Declarative insecure self-signed certificates in NixOS

I use a mesh VPN to connect my devices. Each device gets an IP address in the VPN’s IP range, and the mesh VPN cryptographically guarantees that any packet to/from an IP address will only go to/from the respective device. I use my hosts file to associate these IP addresses with human-readable hostnames (laptop, desktop, server, etc.).

This has worked very well and let me avoid dependence on centralized cloud infrastructure. However, I am starting to run into more and more browser annoyances which arise from lack of TLS support. There is currently no browser which supports unencrypted HTTP/2, and the HTTP3/QUIC specs completely lack support for unencrypted connections; additionally, Firefox has an annoying “insecure site” warning popup that interferes with my password manager and is no longer possible to disable.

I don’t need any of the TLS security guarantees. How are other people solving this problem? Is it possible to install a self-signed certificate that can only be used for a hardcoded set of domains, to trick Firefox into enabling the features it is locking behind TLS?

My security model considers my Nix configuration to be public (and this certificate would need to be installed on less-trusted edge devices), so I want to avoid having this certificate be able to spoof any domain outside of my intranet.
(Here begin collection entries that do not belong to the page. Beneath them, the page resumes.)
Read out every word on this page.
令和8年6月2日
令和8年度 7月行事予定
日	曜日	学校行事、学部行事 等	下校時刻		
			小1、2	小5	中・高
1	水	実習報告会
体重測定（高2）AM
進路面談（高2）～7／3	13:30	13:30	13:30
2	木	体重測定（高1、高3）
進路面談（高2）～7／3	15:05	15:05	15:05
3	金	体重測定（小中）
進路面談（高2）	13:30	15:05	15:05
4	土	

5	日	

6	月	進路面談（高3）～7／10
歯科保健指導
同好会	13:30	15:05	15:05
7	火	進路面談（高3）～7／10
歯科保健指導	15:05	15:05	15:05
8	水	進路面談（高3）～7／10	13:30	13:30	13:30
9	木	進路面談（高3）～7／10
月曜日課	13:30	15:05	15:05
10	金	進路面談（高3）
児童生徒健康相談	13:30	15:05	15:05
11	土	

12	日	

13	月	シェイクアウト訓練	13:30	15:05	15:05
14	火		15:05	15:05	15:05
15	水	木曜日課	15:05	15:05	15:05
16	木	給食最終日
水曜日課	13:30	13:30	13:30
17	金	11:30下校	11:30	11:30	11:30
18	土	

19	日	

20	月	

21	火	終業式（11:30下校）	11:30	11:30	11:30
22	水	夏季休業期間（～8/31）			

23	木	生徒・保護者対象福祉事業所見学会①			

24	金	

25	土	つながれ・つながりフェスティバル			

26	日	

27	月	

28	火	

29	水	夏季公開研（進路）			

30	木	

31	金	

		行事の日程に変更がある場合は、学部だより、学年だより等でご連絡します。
I don’t know if this helps, but instead of self-signed in my homelab I use step-ca, trust the root CA for it on all of my machines, limit what domains it can issue certificates for (much safer that way, even if someone steals your CA’s private key, they can not impresonate google.com), and then both Caddy (my reverse proxy) and Teleport request certificates from step-ca automagically using ACME.

1 Like

Thanks for that link! The IP range for my VPN is 10.144.0.0/16, so my plan is to generate a CA that can sign certificates for all IP’s in that range (as well as local IPs):

openssl req -x509 -nodes -days 365000 -newkey rsa:4096 -keyout custom.ca.key -out custom.ca.crt \
   -addext "basicConstraints = critical, CA:true, pathlen:0" \
   -addext "subjectKeyIdentifier = hash" \
   -addext "keyUsage = critical, keyCertSign, cRLSign" \
   -addext "nameConstraints = critical, permitted;IP:10.144.0.0/0.0.225.225, permitted;IP:127.0.0.1/0.0.0.225"
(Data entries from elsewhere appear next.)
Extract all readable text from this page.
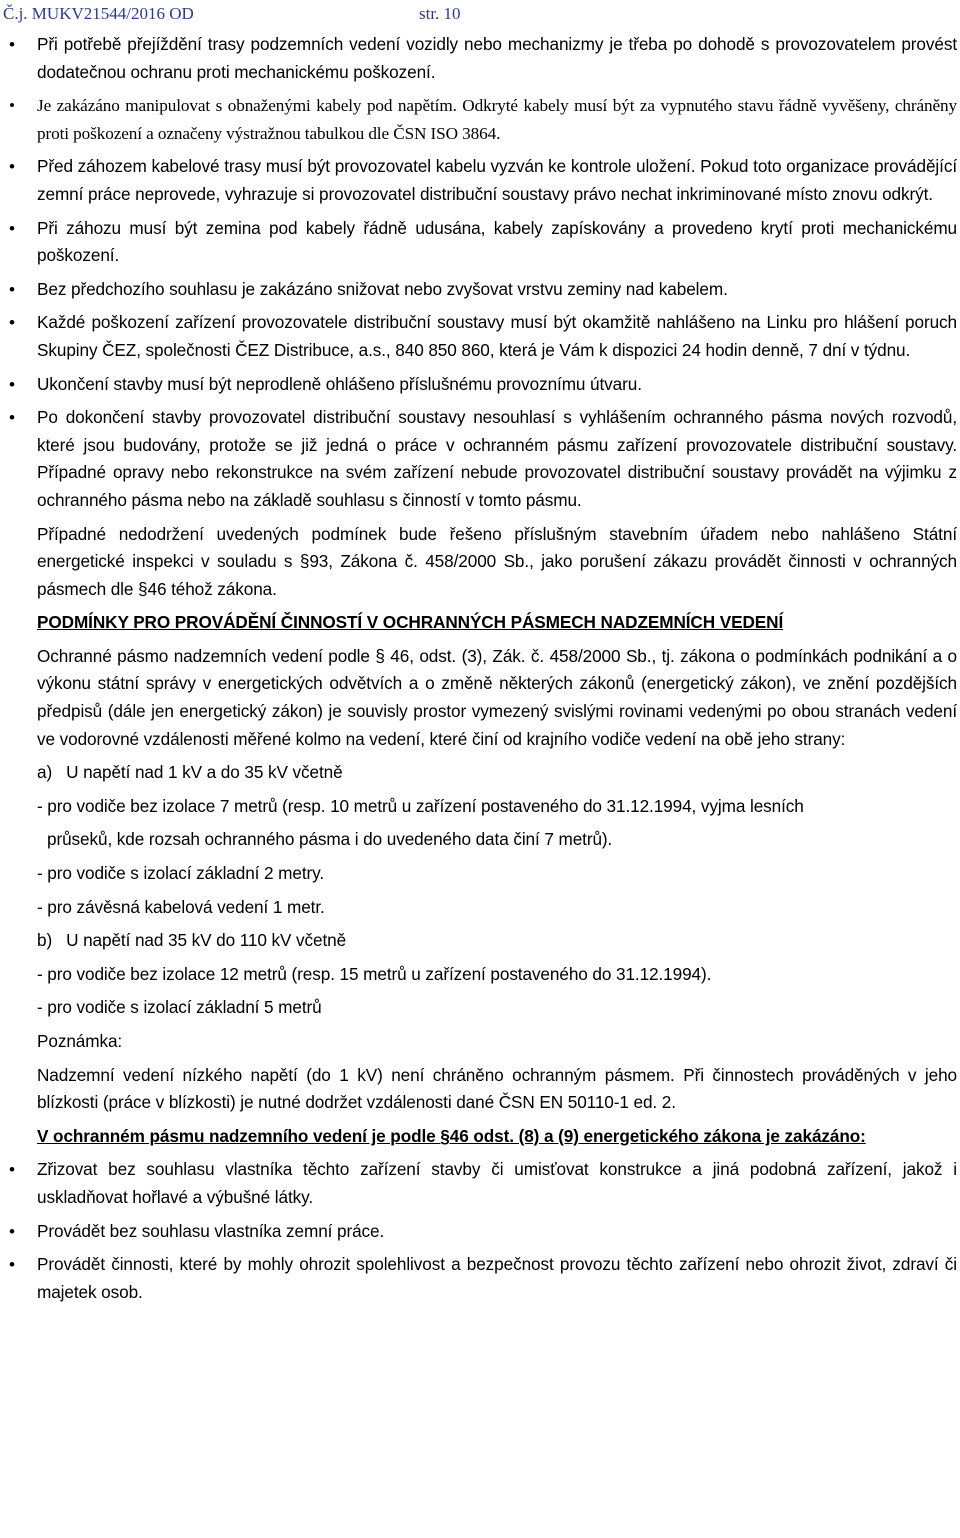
Č.j. MUKV21544/2016 OD	str. 10
• Při potřebě přejíždění trasy podzemních vedení vozidly nebo mechanizmy je třeba po dohodě s provozovatelem provést dodatečnou ochranu proti mechanickému poškození.
• Je zakázáno manipulovat s obnaženými kabely pod napětím. Odkryté kabely musí být za vypnutého stavu řádně vyvěšeny, chráněny proti poškození a označeny výstražnou tabulkou dle ČSN ISO 3864.
• Před záhozem kabelové trasy musí být provozovatel kabelu vyzván ke kontrole uložení. Pokud toto organizace provádějící zemní práce neprovede, vyhrazuje si provozovatel distribuční soustavy právo nechat inkriminované místo znovu odkrýt.
• Při záhozu musí být zemina pod kabely řádně udusána, kabely zapískovány a provedeno krytí proti mechanickému poškození.
• Bez předchozího souhlasu je zakázáno snižovat nebo zvyšovat vrstvu zeminy nad kabelem.
• Každé poškození zařízení provozovatele distribuční soustavy musí být okamžitě nahlášeno na Linku pro hlášení poruch Skupiny ČEZ, společnosti ČEZ Distribuce, a.s., 840 850 860, která je Vám k dispozici 24 hodin denně, 7 dní v týdnu.
• Ukončení stavby musí být neprodleně ohlášeno příslušnému provoznímu útvaru.
• Po dokončení stavby provozovatel distribuční soustavy nesouhlasí s vyhlášením ochranného pásma nových rozvodů, které jsou budovány, protože se již jedná o práce v ochranném pásmu zařízení provozovatele distribuční soustavy. Případné opravy nebo rekonstrukce na svém zařízení nebude provozovatel distribuční soustavy provádět na výjimku z ochranného pásma nebo na základě souhlasu s činností v tomto pásmu.

Případné nedodržení uvedených podmínek bude řešeno příslušným stavebním úřadem nebo nahlášeno Státní energetické inspekci v souladu s §93, Zákona č. 458/2000 Sb., jako porušení zákazu provádět činnosti v ochranných pásmech dle §46 téhož zákona.

PODMÍNKY PRO PROVÁDĚNÍ ČINNOSTÍ V OCHRANNÝCH PÁSMECH NADZEMNÍCH VEDENÍ

Ochranné pásmo nadzemních vedení podle § 46, odst. (3), Zák. č. 458/2000 Sb., tj. zákona o podmínkách podnikání a o výkonu státní správy v energetických odvětvích a o změně některých zákonů (energetický zákon), ve znění pozdějších předpisů (dále jen energetický zákon) je souvisly prostor vymezený svislými rovinami vedenými po obou stranách vedení ve vodorovné vzdálenosti měřené kolmo na vedení, které činí od krajního vodiče vedení na obě jeho strany:

a)   U napětí nad 1 kV a do 35 kV včetně

- pro vodiče bez izolace 7 metrů (resp. 10 metrů u zařízení postaveného do 31.12.1994, vyjma lesních

průseků, kde rozsah ochranného pásma i do uvedeného data činí 7 metrů).

- pro vodiče s izolací základní 2 metry.

- pro závěsná kabelová vedení 1 metr.

b)   U napětí nad 35 kV do 110 kV včetně

- pro vodiče bez izolace 12 metrů (resp. 15 metrů u zařízení postaveného do 31.12.1994).

- pro vodiče s izolací základní 5 metrů

Poznámka:

Nadzemní vedení nízkého napětí (do 1 kV) není chráněno ochranným pásmem. Při činnostech prováděných v jeho blízkosti (práce v blízkosti) je nutné dodržet vzdálenosti dané ČSN EN 50110-1 ed. 2.

V ochranném pásmu nadzemního vedení je podle §46 odst. (8) a (9) energetického zákona je zakázáno:

• Zřizovat bez souhlasu vlastníka těchto zařízení stavby či umisťovat konstrukce a jiná podobná zařízení, jakož i uskladňovat hořlavé a výbušné látky.
• Provádět bez souhlasu vlastníka zemní práce.
• Provádět činnosti, které by mohly ohrozit spolehlivost a bezpečnost provozu těchto zařízení nebo ohrozit život, zdraví či majetek osob.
Then I will publish both custom.ca.crt and custom.ca.key as part of my Nix config, since I don’t care if an attacker can spoof localhost or any node on my VPN (both of these are already authenticated by other means). custom.ca.crt will be added to the certificate store on all of my devices.

Finally, I will write a derivation for each device that signs a certificate for its hostname using custom.ca.key. The output of this derivation can be fed to nginx.
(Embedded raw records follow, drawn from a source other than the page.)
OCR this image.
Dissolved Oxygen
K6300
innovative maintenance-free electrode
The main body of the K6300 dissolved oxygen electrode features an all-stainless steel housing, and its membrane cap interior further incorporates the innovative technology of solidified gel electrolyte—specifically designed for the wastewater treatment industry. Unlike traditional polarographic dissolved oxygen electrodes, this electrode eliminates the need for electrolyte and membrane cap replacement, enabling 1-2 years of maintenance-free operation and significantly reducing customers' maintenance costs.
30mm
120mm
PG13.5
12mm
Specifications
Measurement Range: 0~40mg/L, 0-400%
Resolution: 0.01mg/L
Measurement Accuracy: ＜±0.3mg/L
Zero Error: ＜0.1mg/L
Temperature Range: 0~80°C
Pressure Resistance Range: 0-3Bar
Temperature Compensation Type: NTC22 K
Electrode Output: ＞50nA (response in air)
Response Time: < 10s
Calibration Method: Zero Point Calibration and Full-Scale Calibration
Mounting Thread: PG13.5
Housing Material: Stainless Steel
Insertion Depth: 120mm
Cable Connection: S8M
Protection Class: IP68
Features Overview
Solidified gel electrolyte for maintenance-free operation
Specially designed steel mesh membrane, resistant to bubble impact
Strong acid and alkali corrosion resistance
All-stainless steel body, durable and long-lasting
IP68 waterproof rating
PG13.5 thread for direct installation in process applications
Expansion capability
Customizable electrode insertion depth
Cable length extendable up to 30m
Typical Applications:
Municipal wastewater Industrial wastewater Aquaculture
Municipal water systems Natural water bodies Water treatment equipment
Are there any obvious security problems with this plan? I know that I am forgoing the security benefits of TLS by publishing the private key for the root CA, but I would be perfectly happy if I am no less secure than I currently am by using http over my secure tunnels.

I wouldn’t do that, but that’s because I already have sops-nix set up, so private key (or rather the passphrase to decrypt it) goes into sops. But I guess it is required in your case to have the key available in your Nix store, as you want to use it in derivations.

Mesh VPN I understand, but how does localhost get authenticated in your case?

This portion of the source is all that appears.